It is
true that, both as priest and cosmographer, he was interested alike in
classical and Christian monuments and in the marvels of nature. Or was
he doing violence to himself when he wrote that Nola was more highly
honoured by the memory of St. Paulinus than by all its classical
reminiscences and by the heroic struggle of Marcellus? Not, indeed,
that his faith in relics was assumed; but his mind was evidently rather
disposed to an inquiring interest in nature and antiquity, to a zeal
for monumental works, to a keen and delicate observation of human life.
In the last years of his Papacy, afflicted with the gout and yet in the
most cheerful mood, he was borne in his litter over hill and dale to
Tusculum, Alba, Tibur, Ostia, Falerii, and Otriculum, and whatever he
saw he noted down. He followed the Roman roads and aqueducts, and tried
to fix the boundaries of the old tribes which had dwelt round the city.

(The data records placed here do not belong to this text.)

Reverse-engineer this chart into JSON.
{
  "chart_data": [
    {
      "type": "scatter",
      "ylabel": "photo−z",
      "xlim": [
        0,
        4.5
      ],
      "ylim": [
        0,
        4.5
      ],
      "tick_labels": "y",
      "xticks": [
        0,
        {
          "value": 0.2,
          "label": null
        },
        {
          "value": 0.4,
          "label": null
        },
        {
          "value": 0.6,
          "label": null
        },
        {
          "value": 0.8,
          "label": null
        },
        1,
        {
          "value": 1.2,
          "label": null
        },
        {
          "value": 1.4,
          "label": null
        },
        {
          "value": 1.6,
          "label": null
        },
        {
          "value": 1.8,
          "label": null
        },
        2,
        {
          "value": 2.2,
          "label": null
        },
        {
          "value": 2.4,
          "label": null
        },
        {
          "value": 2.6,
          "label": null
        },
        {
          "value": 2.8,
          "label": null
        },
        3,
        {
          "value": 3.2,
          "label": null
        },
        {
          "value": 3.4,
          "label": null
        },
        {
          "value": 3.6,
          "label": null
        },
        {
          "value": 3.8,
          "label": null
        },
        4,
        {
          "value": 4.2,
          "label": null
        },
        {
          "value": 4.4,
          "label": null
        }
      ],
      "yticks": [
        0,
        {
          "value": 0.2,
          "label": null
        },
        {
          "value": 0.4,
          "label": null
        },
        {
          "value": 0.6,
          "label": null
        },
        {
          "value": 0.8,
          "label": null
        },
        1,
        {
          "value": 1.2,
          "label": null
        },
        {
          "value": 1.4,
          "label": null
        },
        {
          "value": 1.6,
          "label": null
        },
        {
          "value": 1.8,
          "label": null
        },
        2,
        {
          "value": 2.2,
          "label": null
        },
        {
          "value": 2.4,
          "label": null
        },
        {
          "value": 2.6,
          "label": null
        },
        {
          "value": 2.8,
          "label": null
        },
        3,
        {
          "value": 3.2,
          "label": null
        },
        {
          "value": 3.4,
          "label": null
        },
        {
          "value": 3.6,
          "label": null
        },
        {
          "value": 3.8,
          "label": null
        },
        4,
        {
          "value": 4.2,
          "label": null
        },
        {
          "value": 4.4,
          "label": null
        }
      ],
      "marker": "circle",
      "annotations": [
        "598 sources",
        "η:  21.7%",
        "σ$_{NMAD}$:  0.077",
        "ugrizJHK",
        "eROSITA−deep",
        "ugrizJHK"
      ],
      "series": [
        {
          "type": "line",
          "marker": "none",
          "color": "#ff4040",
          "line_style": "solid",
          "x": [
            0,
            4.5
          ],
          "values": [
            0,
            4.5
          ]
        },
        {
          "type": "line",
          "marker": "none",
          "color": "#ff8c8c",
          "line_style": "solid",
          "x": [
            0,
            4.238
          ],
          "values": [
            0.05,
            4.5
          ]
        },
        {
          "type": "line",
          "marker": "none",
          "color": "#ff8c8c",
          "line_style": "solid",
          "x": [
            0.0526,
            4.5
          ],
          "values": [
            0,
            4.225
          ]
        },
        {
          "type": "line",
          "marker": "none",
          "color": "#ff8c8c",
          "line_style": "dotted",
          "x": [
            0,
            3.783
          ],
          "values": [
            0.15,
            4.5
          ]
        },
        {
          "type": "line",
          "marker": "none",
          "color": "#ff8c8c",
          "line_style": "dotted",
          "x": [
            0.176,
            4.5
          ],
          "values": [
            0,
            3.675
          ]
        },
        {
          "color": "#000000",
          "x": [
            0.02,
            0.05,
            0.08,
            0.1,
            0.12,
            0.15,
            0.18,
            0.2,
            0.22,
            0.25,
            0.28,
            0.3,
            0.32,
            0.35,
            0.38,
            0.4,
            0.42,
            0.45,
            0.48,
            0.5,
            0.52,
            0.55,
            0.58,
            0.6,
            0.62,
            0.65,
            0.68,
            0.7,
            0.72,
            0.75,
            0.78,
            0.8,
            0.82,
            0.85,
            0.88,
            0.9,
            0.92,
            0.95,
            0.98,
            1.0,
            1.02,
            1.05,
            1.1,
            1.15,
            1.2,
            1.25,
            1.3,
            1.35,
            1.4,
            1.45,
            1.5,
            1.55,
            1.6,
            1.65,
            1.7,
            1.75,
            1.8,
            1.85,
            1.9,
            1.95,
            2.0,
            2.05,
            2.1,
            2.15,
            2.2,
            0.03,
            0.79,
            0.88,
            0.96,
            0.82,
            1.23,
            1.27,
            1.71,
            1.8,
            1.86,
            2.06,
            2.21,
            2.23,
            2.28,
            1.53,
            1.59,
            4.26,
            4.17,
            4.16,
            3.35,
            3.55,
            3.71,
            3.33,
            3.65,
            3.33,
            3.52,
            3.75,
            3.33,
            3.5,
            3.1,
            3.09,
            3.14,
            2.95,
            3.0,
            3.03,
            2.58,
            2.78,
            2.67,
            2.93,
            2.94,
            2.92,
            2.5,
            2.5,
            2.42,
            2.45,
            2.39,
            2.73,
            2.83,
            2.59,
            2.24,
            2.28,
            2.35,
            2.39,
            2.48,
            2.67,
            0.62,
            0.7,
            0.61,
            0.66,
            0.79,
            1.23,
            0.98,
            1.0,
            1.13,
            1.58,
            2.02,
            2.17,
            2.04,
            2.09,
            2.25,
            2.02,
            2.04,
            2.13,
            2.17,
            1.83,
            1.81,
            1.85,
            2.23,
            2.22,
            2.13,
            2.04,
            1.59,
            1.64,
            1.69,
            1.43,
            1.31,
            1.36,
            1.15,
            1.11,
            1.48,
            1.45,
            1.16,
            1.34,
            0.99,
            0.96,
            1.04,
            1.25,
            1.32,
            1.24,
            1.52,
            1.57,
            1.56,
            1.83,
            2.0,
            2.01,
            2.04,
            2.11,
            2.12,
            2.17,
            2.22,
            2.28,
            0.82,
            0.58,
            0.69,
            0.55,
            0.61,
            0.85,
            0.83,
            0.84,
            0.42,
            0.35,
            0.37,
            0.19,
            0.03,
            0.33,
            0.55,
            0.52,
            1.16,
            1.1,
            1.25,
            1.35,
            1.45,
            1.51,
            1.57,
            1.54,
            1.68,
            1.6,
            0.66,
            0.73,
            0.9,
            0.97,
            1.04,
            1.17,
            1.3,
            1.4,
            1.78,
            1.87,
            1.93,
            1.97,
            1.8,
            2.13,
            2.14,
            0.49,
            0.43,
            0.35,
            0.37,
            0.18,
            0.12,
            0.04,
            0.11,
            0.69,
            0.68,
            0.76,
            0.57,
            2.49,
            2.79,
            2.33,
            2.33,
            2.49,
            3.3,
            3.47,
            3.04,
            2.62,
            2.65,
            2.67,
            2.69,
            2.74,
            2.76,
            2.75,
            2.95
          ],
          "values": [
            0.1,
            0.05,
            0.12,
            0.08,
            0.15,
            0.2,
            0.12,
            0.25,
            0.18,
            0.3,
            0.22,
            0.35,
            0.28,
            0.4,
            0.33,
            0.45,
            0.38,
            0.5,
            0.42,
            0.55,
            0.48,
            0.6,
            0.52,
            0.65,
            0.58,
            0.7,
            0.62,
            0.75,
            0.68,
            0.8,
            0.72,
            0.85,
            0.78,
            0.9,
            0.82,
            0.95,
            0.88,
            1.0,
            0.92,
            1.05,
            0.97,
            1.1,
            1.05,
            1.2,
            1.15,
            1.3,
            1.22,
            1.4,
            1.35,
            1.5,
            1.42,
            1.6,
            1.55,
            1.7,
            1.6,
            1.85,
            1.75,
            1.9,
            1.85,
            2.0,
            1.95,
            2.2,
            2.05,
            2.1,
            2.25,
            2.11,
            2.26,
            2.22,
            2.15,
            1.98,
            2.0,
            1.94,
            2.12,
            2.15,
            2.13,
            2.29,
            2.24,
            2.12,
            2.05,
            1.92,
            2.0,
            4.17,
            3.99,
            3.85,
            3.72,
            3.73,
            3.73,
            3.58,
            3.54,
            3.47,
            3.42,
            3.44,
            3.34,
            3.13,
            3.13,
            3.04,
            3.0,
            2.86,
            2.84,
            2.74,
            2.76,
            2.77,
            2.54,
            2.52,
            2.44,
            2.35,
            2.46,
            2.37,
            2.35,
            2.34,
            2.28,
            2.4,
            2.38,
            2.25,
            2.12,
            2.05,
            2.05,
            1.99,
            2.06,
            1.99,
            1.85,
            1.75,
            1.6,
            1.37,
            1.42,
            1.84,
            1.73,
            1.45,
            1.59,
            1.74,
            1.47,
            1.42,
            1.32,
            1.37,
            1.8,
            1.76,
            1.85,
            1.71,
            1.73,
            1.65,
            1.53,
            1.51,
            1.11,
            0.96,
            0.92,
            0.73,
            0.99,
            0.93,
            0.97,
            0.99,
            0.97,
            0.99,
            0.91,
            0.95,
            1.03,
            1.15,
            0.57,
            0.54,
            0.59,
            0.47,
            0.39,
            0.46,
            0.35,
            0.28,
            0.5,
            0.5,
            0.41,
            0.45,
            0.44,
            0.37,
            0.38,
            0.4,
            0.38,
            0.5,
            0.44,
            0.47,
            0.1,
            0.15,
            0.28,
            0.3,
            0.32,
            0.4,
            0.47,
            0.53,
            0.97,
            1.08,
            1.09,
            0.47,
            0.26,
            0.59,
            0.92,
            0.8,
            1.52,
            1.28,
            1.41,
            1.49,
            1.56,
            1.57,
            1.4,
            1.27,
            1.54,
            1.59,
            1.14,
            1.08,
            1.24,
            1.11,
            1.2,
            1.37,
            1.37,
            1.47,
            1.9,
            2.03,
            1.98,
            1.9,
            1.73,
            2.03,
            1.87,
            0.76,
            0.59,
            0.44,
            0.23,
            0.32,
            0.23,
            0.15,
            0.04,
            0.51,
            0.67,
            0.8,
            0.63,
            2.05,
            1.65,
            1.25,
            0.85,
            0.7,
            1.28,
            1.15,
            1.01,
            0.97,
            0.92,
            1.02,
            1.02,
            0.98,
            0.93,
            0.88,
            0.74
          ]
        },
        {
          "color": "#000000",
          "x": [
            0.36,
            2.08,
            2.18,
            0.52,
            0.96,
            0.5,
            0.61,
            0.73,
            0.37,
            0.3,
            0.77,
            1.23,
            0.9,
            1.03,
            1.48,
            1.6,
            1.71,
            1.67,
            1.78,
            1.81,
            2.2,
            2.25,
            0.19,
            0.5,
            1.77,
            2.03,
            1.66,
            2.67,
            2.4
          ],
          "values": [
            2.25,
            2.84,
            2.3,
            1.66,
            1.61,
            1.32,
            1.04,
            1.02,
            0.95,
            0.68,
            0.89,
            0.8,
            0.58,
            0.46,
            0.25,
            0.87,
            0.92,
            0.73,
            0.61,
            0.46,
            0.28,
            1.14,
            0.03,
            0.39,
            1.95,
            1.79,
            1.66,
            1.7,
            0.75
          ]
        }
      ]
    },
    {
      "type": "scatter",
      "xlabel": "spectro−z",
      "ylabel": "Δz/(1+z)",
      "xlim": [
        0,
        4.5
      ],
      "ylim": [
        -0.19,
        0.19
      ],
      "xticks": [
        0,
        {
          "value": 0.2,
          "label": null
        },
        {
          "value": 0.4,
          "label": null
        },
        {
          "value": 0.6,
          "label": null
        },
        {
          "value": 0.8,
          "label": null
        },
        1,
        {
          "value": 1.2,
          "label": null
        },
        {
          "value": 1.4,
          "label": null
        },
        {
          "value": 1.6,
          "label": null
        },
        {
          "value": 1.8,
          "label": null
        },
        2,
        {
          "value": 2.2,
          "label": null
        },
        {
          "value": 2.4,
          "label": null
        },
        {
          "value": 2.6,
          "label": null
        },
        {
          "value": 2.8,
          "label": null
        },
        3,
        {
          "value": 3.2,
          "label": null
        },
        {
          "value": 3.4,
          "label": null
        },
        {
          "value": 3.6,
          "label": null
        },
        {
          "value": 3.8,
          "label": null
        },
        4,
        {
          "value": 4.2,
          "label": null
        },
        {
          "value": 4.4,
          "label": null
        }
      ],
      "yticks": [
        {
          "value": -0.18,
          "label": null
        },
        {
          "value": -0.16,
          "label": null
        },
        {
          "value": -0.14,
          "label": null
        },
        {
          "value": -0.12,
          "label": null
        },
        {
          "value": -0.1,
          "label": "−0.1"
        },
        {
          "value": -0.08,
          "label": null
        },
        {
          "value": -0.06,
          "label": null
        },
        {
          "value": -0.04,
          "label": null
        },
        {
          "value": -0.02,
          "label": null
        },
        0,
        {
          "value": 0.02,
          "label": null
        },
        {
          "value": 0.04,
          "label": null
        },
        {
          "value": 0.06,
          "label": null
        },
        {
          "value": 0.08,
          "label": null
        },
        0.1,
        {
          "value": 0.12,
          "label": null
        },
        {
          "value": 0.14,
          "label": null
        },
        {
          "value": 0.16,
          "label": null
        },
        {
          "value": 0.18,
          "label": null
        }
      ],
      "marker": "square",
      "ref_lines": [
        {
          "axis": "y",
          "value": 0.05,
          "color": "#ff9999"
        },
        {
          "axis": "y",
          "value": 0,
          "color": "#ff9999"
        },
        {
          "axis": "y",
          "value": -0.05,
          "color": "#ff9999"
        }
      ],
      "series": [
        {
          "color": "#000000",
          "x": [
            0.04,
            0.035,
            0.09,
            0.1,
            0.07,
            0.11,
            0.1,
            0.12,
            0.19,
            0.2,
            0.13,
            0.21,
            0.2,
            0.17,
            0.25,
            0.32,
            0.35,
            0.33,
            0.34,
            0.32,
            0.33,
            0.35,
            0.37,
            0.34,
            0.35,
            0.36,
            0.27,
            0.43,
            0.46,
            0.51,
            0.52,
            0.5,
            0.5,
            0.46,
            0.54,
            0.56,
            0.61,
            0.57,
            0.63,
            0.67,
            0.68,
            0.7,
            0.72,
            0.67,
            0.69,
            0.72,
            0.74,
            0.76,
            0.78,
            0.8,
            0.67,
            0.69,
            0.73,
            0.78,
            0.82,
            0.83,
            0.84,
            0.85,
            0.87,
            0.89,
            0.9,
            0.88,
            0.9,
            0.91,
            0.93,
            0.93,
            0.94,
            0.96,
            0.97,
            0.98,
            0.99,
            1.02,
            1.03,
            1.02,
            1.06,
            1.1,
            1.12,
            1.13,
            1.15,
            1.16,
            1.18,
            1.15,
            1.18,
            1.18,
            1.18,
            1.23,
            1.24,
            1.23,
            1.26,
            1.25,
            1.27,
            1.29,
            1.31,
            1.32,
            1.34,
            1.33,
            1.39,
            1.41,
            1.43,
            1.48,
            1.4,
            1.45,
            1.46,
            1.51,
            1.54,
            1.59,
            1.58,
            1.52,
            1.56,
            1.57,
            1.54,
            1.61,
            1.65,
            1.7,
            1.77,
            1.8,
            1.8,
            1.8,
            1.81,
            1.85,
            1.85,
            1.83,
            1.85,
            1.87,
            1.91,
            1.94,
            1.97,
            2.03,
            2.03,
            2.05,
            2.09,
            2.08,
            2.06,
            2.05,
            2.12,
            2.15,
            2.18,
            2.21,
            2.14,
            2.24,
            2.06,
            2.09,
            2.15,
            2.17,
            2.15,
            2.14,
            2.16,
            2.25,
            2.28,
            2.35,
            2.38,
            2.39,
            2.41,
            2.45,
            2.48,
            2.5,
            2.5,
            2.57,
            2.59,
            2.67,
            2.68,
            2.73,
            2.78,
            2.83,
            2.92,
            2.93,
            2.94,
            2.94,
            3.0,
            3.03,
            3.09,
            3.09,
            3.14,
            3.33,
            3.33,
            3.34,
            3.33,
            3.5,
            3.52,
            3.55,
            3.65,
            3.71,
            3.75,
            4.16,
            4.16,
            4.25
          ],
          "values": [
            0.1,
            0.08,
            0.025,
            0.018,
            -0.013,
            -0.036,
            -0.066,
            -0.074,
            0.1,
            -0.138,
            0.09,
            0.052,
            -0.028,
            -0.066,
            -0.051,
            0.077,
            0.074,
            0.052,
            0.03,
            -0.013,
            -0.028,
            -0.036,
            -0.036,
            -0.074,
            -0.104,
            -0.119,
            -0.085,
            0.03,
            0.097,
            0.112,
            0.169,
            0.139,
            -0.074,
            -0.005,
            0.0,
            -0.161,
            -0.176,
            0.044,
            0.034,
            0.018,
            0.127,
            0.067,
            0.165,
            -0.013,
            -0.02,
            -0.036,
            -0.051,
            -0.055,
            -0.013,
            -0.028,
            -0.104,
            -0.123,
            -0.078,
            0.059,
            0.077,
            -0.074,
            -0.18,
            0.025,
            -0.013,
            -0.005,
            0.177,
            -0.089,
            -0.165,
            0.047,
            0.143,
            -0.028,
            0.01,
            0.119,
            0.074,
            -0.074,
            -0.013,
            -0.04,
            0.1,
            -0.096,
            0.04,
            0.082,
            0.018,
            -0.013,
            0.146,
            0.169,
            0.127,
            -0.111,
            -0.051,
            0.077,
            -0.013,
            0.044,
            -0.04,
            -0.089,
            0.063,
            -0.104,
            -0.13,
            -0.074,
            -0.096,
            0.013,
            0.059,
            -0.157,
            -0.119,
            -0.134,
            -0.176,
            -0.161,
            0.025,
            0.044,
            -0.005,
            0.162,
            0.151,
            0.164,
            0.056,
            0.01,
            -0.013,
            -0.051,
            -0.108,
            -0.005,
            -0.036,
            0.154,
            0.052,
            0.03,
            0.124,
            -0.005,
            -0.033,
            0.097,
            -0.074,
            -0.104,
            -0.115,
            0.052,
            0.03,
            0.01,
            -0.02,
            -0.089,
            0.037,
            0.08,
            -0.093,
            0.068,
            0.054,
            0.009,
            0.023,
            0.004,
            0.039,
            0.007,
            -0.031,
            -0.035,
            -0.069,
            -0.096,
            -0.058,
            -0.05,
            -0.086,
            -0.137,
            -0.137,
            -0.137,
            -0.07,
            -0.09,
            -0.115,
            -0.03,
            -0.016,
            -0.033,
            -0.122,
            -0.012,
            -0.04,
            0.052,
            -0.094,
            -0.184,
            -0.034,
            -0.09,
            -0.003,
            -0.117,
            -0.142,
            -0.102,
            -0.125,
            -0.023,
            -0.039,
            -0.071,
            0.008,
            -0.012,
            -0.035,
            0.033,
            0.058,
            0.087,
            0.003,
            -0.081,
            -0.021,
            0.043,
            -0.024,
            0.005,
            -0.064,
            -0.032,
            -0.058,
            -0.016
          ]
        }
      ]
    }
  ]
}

On an excursion to Tivoli with the great Federigo of Urbino the time
was happily spent in talk on the military system of the ancients, and
particularly on the Trojan war. Even on his journey to the Congress of
Mantua (1459) he searched, though unsuccessfully, for the labyrinth of
Clusium mentioned by Pliny, and visited the so-called villa of Virgil
on the Mincio. That such a Pope should demand a classical Latin style
from his abbreviators, is no more than might be expected.